Summit County Republicans choose delegates at county caucus |

Summit County Republicans choose delegates at county caucus

Summit County Colorado Republicans Chairman Mike Tabb speaks at the group’s primary caucus Tuesday, March 1, at the Summit County Community and Senior Center.
Jenna deJong/Summit Daily News

On Tuesday, March 1, the Summit County Colorado Republicans gathered at the Summit County Community and Senior Center to choose delegates to represent the group at the nonpresidential primary caucuses.

Because Summit County has a smaller population, the precinct and county caucuses happened on the same night, and in this case, within the span of an hour of each other. As Summit County Colorado Republicans Chairman Mike Tabb put it, community members must have participated in the precinct and county causes before they could move on and participate in other assemblies.

Those who were registered with the Republican party by Feb. 7 were able to run for a delegate seat later that night during the countywide assembly.

During the meeting, 10 delegate seats were chosen to represent Summit County for the Senate District 8 assembly and the House District 13 assembly. The county gets 11 delegates for each of these, and the additional seats for each include Tabb as the vice chair of Senate District 8 and CJ Milmoe, vice chair of the Summit County Colorado Republicans, who is chair of House District 13.

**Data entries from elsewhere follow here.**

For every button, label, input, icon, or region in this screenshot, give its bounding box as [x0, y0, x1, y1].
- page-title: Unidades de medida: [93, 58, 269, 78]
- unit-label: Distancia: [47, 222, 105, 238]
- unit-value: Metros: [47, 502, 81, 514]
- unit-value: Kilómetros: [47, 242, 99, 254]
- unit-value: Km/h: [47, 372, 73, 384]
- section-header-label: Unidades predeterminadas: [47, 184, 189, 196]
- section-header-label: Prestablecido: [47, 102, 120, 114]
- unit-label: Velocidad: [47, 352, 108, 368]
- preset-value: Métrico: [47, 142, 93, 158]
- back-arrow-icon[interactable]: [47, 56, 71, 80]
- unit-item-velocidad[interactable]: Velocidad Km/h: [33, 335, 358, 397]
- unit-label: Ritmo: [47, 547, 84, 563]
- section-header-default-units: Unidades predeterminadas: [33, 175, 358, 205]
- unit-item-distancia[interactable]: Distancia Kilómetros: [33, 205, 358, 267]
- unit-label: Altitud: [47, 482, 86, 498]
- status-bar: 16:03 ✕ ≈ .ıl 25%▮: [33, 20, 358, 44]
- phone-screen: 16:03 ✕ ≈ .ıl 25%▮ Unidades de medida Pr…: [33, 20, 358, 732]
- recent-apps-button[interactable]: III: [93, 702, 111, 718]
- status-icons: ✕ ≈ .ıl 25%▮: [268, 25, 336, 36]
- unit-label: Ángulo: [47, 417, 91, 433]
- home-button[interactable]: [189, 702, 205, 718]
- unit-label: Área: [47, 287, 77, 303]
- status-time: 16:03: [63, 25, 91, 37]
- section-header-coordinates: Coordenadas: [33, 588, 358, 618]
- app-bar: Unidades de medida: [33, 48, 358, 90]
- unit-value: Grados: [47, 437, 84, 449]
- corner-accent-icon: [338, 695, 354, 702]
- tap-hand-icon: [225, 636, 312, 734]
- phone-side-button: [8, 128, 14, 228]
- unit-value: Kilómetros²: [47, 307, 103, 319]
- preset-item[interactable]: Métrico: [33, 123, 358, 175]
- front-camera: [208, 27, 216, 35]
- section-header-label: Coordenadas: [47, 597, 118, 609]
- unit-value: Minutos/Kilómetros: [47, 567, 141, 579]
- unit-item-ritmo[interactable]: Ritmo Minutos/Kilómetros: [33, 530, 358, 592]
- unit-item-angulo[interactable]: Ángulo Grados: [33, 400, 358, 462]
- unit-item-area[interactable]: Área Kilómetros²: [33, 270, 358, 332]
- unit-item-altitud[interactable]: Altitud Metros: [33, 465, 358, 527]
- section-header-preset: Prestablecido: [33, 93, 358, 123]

The county also gets 21 votes, or delegates, at the GOP state assembly and 22 votes, or delegates, at the Congressional District 2 assembly.

All of these events are held April 8-9 in Colorado Springs. Additional community members will also be chosen in case any of these delegates cannot attend.

The group didn’t just elect delegates to move on to other assemblies, though. The group also heard from other candidates running as Republicans for local and state positions. One of these attendees was Kremmling resident David Buckley, who is running for House District 13. During his speech, Buckley said he had owned a franchise business that was thriving when it was deemed nonessential during the height of the pandemic. He said his platform would focus on getting Colorado back into a state of prosperity like it was before the virus.

“The reason why (I’m now a Republican) is because this extreme left that’s happening to our country is getting out of control, and we need to … get back to governing economy, agriculture, the way Colorado thrived because that’s our history, and I want to make sure we preserve that,” Buckley said.

The group also heard from Matt Solomon, former Eagle Town Council member, who is running for Senate District 8. Solomon spoke to the group about how he would bring candor and transparency if elected to office.

“When I stepped off the Town Council, prepping for this, the first thing everyone said about me is, ‘We’re going to miss Matt’s candor, and we’re going to miss his honesty,’” Solomon said. “I can guarantee you as senator, you’re going to get the same respect and the same candor and the same honesty from me. The other thing I did on Town Council that I want to apply here as senator is I operated at a level of transparency, one of consistency and one of predictability.”

The only local candidate to speak and ask for a nomination was Allen Bacher, treasurer for the Summit County Colorado Republicans. Though he was not originally planning to run for county commissioner in District 1, he said he didn’t want incumbent Elisabeth Lawrence to run uncontested.

“I am running to keep her honest and make her spend money,” Bacher said. “If there’s a grace of God, I can beat her if I attract enough libertarians.”

One of the last to speak was Grand County Commissioner Rich Cimino, who is also running for Senate District 8. Cimino said he wanted to focus on lessening the liberal sway in the state.

“We all know the liberal story: They say criminals are victims and police are oppressors, and they are wrong,” Cimino said. “Their policies have raised the cost of living and are killing jobs, especially in rural Colorado, and those policies are wrong.”

The Summit County Democratic caucus and assembly will be held at 2 p.m. Saturday, March 5, at Summit High School, where Democratic candidates will be designated for the June 28 primary ballot.